The Doc's offensive team is hyah; call me skeptical about the inclusion of a no-block tight end from Ohio State on the list. Ohio State tight ends have to block because they do little else except get death threats. One dollar says that Kevin Koger has more catches than Jake Stoneburner at the end of the year. (Stoneburner, naturally, will blind more messiahs.)
Find Pierce Brosnan. Jewel Hampton is the tailback on that DocSat up-and-coming offense, but his knee may have up and left:
Multiple Web sites are reporting that Iowa football running back Jewel Hampton sustained a knee injury during non-contact drills Friday. If confirmed, that would put a damper on the 4th of July weekend for Hawkeye fans.
BHGP links to stuff that suggests the injury is a torn ACL, which would knock Hampton out for the year. Yea, if there is any Angry BLANK Hating God as wroth as Angry Michigan Safety-Hating God, it's Angry Iowa Tailback-Hating God.

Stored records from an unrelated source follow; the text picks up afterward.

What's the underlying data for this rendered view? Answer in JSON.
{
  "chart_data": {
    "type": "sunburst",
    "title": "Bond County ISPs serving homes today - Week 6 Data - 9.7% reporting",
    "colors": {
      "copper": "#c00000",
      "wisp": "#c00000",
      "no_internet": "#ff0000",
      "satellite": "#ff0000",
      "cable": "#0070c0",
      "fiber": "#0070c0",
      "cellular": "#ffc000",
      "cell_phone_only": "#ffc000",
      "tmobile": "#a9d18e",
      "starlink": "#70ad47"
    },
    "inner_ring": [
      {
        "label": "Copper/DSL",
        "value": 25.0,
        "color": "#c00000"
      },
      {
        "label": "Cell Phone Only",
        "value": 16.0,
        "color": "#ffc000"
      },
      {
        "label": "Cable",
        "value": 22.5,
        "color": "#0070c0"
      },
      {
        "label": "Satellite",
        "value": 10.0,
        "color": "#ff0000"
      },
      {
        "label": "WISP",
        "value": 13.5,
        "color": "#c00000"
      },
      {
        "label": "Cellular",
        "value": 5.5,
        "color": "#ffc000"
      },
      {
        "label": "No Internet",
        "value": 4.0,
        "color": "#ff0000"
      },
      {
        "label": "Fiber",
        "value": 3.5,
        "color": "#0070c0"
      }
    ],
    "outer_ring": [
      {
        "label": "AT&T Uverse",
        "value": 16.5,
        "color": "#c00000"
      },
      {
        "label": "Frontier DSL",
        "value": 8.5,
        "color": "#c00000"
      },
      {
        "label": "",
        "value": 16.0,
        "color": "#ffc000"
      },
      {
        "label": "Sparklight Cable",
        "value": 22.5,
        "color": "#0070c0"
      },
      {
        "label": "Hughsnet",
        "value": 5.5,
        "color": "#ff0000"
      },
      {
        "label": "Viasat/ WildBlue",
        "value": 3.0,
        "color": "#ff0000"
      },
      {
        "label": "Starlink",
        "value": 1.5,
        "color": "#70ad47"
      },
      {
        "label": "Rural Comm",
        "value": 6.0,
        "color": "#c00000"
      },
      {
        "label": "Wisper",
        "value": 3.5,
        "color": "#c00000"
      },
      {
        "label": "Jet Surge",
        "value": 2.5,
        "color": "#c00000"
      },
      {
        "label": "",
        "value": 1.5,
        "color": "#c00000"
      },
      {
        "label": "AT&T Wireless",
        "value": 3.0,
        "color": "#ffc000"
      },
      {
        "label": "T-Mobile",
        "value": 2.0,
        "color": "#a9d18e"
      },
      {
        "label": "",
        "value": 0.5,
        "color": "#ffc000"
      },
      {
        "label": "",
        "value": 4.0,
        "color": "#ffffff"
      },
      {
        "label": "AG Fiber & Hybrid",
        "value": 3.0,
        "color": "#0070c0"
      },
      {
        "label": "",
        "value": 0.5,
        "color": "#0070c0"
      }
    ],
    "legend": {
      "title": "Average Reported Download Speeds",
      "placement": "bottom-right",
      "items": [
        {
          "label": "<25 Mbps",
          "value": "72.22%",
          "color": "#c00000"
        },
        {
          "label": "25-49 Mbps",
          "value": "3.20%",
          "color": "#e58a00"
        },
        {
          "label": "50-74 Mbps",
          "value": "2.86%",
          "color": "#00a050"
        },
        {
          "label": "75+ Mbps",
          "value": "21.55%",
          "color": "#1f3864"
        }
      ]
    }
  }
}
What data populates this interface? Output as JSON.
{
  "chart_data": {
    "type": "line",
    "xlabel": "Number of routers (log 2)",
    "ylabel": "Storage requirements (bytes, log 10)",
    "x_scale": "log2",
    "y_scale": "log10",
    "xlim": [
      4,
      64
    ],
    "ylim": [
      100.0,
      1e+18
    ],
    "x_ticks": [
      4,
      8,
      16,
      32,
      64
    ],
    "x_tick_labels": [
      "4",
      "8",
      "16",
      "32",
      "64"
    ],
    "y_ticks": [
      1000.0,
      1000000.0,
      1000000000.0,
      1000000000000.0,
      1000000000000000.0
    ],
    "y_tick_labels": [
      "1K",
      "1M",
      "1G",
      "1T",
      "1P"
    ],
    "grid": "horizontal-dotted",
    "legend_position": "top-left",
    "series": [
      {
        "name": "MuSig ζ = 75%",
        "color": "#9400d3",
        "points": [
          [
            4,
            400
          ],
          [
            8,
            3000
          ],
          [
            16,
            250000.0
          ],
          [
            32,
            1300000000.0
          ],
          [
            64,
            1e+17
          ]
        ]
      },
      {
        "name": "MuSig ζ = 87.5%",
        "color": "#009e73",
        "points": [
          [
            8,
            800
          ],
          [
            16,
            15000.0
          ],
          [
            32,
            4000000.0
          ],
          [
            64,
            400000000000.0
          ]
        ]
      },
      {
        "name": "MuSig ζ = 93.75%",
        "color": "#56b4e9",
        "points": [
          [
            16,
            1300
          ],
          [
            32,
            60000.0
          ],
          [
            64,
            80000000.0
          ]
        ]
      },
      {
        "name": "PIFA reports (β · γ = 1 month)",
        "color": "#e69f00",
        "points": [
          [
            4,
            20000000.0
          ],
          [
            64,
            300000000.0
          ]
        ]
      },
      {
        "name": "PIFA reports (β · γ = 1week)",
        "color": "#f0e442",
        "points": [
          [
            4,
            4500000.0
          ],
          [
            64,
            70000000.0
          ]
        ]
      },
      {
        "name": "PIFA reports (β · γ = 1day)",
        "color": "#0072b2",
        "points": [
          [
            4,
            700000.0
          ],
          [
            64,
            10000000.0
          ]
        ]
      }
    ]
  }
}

However, the second-wave word on the thing is much friendlier to Iowa and Hampton:
"I'm OK," he said.
When the 5-foot-9, 210-pound sophomore-to-be from Indianapolis was asked whether he would play in the fall, Hampton said with a grin, "Don't know yet."
Dude NFW. You know what? I really don't want to get into this again. But I find it amazing that this happens to be true:
Almost there! With two graduated, third-team seniors predictably (and acceptably) having left the team over the past week, Bama Sports Report reports that the Tide only has ... 10 more scholarships to free up over the rest of the summer! That's not too bad! Here, here's a handy alphabetical run-down of how many scholarships each SEC team still has to clear off the existing roster to bring in their full signing class in fall camp:
Mississippi St.: 0
South Carolina: 0
Say what you want about the man, Saban stands by his principles, such as they are.
Etc.: You will be SHOCKED at the #1 players on Ace's list of the top 15 players on both sides of the ball from the past 15 years.